I seek to compute $\langle 3,5\rangle$ in $U_{16} = \{a \in \mathbb{Z}_{16} : \gcd(a,16)=1\}$ under multiplication mod 16, but my book only explains how to compute single-element generators. I know that $\langle a\rangle = \{a^k : k\in \mathbb{Z}\}$, but I also know that $U_{16}$ is not cyclic, so $\langle a,b\rangle \neq \{a^nb^m:n,m\in \mathbb{Z}\}$. It'd be great if I can see how the first few elements are generated and see how that was done so that I can fill in the rest.

EDIT: I got that $\langle 3,5 \rangle = U_{16}$. Is this correct?

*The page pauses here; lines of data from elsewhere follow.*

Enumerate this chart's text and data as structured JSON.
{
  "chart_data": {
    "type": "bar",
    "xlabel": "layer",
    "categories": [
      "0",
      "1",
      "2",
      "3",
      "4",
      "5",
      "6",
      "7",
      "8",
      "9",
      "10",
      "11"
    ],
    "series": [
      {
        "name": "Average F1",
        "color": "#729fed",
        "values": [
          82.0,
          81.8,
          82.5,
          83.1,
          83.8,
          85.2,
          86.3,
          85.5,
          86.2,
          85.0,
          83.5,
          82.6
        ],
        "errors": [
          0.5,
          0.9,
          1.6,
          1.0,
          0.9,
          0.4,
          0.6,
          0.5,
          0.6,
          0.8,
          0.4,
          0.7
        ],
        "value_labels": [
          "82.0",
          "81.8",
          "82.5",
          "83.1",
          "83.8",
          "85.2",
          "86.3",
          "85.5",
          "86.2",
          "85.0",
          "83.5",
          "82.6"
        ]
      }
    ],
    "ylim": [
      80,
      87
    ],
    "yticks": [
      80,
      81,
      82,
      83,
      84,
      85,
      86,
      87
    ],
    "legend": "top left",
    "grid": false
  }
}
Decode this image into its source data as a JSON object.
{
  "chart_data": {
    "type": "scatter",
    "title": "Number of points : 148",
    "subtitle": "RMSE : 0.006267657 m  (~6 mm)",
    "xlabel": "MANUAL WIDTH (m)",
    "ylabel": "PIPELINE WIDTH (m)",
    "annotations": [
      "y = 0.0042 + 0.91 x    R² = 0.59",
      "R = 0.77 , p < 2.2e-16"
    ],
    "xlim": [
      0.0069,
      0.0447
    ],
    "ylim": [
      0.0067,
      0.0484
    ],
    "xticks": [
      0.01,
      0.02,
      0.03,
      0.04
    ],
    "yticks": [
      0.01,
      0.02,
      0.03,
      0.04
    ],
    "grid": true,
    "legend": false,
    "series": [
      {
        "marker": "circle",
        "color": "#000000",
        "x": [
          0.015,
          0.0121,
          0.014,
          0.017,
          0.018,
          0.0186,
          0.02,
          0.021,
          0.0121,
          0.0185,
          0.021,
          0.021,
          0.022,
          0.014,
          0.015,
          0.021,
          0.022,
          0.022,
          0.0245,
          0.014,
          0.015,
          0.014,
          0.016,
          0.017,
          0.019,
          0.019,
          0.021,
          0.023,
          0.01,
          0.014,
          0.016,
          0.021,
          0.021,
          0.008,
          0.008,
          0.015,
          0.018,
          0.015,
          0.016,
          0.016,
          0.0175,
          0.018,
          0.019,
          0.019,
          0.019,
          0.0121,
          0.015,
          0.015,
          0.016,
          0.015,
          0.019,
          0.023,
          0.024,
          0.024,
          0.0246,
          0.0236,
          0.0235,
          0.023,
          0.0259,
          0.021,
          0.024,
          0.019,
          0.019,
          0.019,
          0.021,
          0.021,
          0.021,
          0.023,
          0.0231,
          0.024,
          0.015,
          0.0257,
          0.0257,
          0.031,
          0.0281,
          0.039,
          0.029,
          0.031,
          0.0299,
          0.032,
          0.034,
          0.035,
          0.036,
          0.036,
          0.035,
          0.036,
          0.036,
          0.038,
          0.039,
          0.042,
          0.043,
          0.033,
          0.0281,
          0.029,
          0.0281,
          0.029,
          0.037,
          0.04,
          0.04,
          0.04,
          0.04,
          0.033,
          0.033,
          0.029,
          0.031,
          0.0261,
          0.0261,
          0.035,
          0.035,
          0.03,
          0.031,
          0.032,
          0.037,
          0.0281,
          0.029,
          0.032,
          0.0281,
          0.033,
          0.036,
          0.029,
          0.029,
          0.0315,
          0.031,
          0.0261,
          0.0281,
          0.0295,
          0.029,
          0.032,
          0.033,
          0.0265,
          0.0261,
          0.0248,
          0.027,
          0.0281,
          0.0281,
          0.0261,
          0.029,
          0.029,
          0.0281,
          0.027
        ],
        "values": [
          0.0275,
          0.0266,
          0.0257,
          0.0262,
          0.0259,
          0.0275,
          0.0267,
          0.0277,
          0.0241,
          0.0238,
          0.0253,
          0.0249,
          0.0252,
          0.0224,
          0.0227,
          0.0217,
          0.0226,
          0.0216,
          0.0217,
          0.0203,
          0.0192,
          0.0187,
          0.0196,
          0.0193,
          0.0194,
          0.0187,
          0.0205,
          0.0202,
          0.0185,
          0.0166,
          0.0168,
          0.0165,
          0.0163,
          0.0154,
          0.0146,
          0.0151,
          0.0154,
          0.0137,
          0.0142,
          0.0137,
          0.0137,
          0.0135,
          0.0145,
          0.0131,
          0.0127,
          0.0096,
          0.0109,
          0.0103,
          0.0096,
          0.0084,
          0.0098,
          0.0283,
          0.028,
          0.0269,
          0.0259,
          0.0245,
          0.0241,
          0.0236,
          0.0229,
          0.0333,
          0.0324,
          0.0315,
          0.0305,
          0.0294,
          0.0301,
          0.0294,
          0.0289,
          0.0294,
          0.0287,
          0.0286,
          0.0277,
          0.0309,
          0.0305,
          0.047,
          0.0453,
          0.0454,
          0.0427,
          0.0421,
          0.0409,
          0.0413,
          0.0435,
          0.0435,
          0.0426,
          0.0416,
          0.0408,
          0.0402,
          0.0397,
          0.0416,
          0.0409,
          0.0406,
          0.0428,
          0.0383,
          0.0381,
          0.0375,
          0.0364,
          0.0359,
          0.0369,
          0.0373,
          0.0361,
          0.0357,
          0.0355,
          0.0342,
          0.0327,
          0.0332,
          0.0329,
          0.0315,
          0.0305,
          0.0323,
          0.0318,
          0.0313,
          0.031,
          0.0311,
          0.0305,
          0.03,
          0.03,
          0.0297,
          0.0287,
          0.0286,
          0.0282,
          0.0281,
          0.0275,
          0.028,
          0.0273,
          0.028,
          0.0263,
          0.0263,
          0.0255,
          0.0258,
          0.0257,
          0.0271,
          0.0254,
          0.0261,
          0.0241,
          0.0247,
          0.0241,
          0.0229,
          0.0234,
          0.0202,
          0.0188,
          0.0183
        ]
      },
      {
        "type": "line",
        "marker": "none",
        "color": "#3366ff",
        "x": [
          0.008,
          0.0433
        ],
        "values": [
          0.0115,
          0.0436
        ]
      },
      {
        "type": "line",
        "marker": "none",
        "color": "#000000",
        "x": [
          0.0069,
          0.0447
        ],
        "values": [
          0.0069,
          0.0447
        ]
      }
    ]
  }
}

• Basically, you need to go poking around and multiply everything by everything until you stop getting new elements. Oct 4, 2016 at 10:38
• That seems tedious! I computed <3> and <5> and generated 1, 3, 5, 9, 11, and 13. $U_{16}$ contains those as well as 7 and 15, so can I stop if I manage to generate both? Also, what are $3^{-1}$ and $5^{-1}$ in this case? Oct 4, 2016 at 10:44
• Since $\;U_{16}\cong\Bbb C_2\times C_4\;$, you're going to get a subgroup of this direct product. But both $\;3,5\;$ are elements of order four... Oct 4, 2016 at 10:45
• Apologies DonAntonio, but that response is way above my head. I didn't know that those are congruent (and thus I don't know why that's the case). I also don't know what $C_4$ is. How does 3 and 5 being elements of order 4 help in computing the set they generate? Oct 4, 2016 at 10:50
• It doesn't. (Not that much, and not that simple, at least.) Keep poking around. There can't be a subgroup of 6 elements, so if you have 6 of them, you can safely assume you'll have all 8 in the end. Also, keep track of the cases when you're getting 1 as a product; that will help you to locate $3^{-1}$ and $5^{-1}$. Oct 4, 2016 at 11:09

First of all consider the subgoup $H$ generated by $3$, as you have already done. We have $H = \{3^0, 3^1,3^2,3^4\} = \{1,3,9,11\}$. A coset (the only one) can be obtained by multiplying the elements of $H$ with an element not belonging to it, take $5$. This gives $H_5 = \{3^05, 3^15,3^25,3^45\}=\{5,15,13,7\}$. This shows that every element of $U_{16}$ can be written in a unique way as $3^i5^j$ with $i \in \mathbb{Z}_4$ and $j \in \mathbb{Z}_2$. This proves $U_{16} = \mathbb{Z}_4 \times \mathbb{Z}_2 = \left\langle 3, 5 \right\rangle$.